Trinity College talks to explore portrayal of disability in literature
The Trinity series will address the representation of disability in the works of several well-known writers including Charles Dickens and Christy Brown, above
How disability is represented in children’s literature will be explored at a public talk in Trinity College Dublin next Monday, January 13th, at 7pm in the Trinity Long Room Hub. The talk is the first of seven free public talks which will analyse how disability has been written about in literature.
Dr Paul Delaney, assistant professor in English, said: “In Irish and international literature disability is typically represented in terms of shame, punishment, evil, lack or pity and it is unusual for a main character to be a person with disabilities. However, more than one billion people currently live with disability around the world and their representation has critical impact on their stigma and marginalisation. This series will explore some of these traditional patterns of representation. It will also engage with positive images of disabled people in literature, by disabled and non-disabled writers. By exploring how disability is represented in literature and by analysing works by disabled and non-disabled writers the series seeks to place issues of disability and writing central stage.”

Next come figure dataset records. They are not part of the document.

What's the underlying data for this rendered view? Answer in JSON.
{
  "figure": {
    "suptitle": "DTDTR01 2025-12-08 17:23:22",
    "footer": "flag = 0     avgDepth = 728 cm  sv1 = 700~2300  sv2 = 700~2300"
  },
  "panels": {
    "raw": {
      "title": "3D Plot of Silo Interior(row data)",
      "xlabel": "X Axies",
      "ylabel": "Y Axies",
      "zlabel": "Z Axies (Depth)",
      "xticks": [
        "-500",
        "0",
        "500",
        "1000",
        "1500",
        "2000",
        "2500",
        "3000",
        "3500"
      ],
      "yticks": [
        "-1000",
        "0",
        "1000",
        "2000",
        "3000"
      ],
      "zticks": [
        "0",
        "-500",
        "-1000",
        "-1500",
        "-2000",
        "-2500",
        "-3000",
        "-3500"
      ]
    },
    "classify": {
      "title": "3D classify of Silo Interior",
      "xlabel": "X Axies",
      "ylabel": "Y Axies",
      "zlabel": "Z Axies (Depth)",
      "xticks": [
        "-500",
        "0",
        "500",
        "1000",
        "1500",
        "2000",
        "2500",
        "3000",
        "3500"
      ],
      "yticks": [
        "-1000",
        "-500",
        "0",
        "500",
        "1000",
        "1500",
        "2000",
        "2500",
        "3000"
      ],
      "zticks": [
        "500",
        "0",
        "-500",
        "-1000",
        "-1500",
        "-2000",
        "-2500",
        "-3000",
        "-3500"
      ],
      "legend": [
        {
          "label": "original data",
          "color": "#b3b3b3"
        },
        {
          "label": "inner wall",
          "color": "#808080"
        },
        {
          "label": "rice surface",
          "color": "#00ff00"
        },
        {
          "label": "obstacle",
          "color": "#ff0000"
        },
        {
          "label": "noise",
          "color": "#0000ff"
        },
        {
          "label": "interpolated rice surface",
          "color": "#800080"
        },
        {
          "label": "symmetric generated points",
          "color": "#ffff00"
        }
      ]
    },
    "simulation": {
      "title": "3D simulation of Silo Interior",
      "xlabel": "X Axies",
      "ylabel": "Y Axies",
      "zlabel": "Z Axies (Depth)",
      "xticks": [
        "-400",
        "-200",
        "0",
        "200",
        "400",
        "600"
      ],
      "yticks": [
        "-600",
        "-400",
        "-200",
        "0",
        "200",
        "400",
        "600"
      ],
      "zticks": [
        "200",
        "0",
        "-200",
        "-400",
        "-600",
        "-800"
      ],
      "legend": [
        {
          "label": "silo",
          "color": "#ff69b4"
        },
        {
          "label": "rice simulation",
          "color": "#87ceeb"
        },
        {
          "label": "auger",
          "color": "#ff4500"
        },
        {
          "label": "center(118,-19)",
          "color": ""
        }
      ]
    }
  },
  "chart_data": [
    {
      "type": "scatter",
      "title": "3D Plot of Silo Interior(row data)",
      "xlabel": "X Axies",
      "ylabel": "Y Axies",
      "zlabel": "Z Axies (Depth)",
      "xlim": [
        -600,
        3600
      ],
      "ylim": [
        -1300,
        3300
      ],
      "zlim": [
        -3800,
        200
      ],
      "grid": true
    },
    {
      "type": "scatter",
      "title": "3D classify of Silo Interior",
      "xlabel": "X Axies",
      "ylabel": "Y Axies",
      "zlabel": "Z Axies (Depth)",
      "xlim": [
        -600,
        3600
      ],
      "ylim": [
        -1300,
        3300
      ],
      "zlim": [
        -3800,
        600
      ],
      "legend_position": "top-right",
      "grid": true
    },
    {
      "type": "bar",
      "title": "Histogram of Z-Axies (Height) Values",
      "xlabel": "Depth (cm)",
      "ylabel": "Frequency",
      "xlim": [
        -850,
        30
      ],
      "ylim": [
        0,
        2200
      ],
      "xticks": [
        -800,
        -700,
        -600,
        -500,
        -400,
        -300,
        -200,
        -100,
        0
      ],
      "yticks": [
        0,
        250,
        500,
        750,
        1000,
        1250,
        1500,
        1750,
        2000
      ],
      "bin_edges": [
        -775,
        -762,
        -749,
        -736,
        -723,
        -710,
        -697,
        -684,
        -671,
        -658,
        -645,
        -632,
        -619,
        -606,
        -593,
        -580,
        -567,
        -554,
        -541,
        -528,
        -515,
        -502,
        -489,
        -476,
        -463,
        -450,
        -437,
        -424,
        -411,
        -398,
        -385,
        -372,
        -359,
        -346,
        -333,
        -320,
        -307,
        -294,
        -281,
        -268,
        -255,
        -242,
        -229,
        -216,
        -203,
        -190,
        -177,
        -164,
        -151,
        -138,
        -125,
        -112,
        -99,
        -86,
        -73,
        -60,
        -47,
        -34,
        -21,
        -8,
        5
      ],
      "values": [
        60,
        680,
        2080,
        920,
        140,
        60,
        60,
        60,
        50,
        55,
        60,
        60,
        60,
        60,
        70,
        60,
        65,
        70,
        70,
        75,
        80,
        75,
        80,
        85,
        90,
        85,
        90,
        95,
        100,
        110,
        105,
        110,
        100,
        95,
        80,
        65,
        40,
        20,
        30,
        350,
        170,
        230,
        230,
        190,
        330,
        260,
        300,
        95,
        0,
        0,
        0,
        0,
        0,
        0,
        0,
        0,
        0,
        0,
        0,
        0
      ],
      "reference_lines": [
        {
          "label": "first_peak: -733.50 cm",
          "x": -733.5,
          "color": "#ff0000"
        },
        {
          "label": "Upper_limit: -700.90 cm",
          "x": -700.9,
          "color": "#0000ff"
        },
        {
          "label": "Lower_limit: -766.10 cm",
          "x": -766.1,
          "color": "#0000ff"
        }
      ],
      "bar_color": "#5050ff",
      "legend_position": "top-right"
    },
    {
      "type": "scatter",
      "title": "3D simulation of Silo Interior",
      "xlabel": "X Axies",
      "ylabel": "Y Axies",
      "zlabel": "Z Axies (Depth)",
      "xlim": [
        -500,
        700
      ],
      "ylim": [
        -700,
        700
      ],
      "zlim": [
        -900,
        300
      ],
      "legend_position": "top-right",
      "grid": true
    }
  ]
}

Organised by Trinity’s School of English in conjunction with Trinity’s MSc in Disability Studies, the Disability and Literature lecture series will feature contributions from Trinity academics from the School of English and the National Institute for Intellectual Disability (School of Social Work and Social Policy) as well as the Centre for Deaf Studies. The series will also include speakers from the Disability Federation of Ireland, Arts & Disability Ireland and from the field of the contemporary arts.

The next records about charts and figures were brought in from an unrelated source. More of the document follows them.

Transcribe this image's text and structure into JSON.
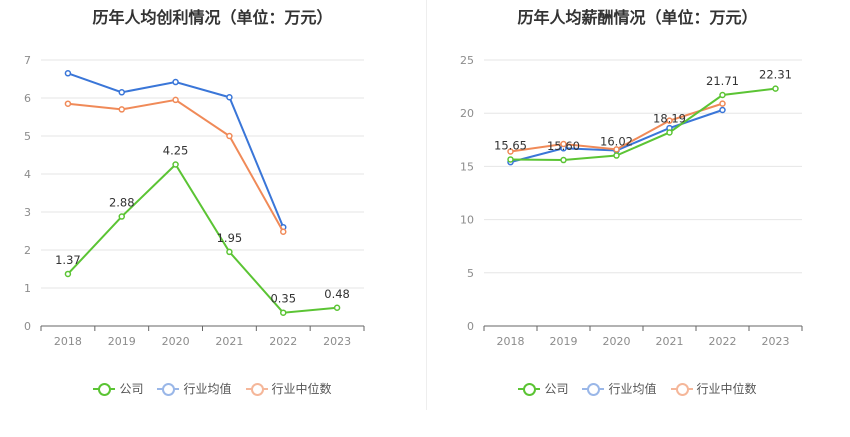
{
  "colors": {
    "company": "#5bc434",
    "industry_avg": "#3a76d8",
    "industry_median": "#f08a58",
    "legend_avg": "#9ab7e8",
    "legend_median": "#f5b79a"
  },
  "legend": {
    "company": "公司",
    "industry_avg": "行业均值",
    "industry_median": "行业中位数"
  },
  "chart_data": [
    {
      "type": "line",
      "title": "历年人均创利情况（单位：万元）",
      "categories": [
        "2018",
        "2019",
        "2020",
        "2021",
        "2022",
        "2023"
      ],
      "ylim": [
        0,
        7
      ],
      "yticks": [
        "0",
        "1",
        "2",
        "3",
        "4",
        "5",
        "6",
        "7"
      ],
      "grid": true,
      "legend_position": "bottom",
      "series": [
        {
          "name": "公司",
          "values": [
            1.37,
            2.88,
            4.25,
            1.95,
            0.35,
            0.48
          ],
          "labels": [
            "1.37",
            "2.88",
            "4.25",
            "1.95",
            "0.35",
            "0.48"
          ]
        },
        {
          "name": "行业均值",
          "values": [
            6.65,
            6.15,
            6.42,
            6.02,
            2.6,
            null
          ]
        },
        {
          "name": "行业中位数",
          "values": [
            5.85,
            5.7,
            5.95,
            5.0,
            2.48,
            null
          ]
        }
      ]
    },
    {
      "type": "line",
      "title": "历年人均薪酬情况（单位：万元）",
      "categories": [
        "2018",
        "2019",
        "2020",
        "2021",
        "2022",
        "2023"
      ],
      "ylim": [
        0,
        25
      ],
      "yticks": [
        "0",
        "5",
        "10",
        "15",
        "20",
        "25"
      ],
      "grid": true,
      "legend_position": "bottom",
      "series": [
        {
          "name": "公司",
          "values": [
            15.65,
            15.6,
            16.02,
            18.19,
            21.71,
            22.31
          ],
          "labels": [
            "15.65",
            "15.60",
            "16.02",
            "18.19",
            "21.71",
            "22.31"
          ]
        },
        {
          "name": "行业均值",
          "values": [
            15.4,
            16.7,
            16.5,
            18.6,
            20.3,
            null
          ]
        },
        {
          "name": "行业中位数",
          "values": [
            16.4,
            17.1,
            16.6,
            19.3,
            20.9,
            null
          ]
        }
      ]
    }
  ]
}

The series will begin with a talk on children’s literature and disability with contributions from children’s author and former Laureate na nÓg Siobhan Parkinson, Dr Amanda Piesse, associate professor in English, Trinity, and Audrey Baker, St Patrick’s College, Drumcondra.
Other lectures will address the representation of disability in war writing, deaf people and literature as well as the representation of disability in the works of several well-known writers including Charles Dickens and Christy Brown.
The closing talk on Monday, February 7th will feature readings by contemporary disabled Irish artists. All talks will be signed by an ISL interpreter.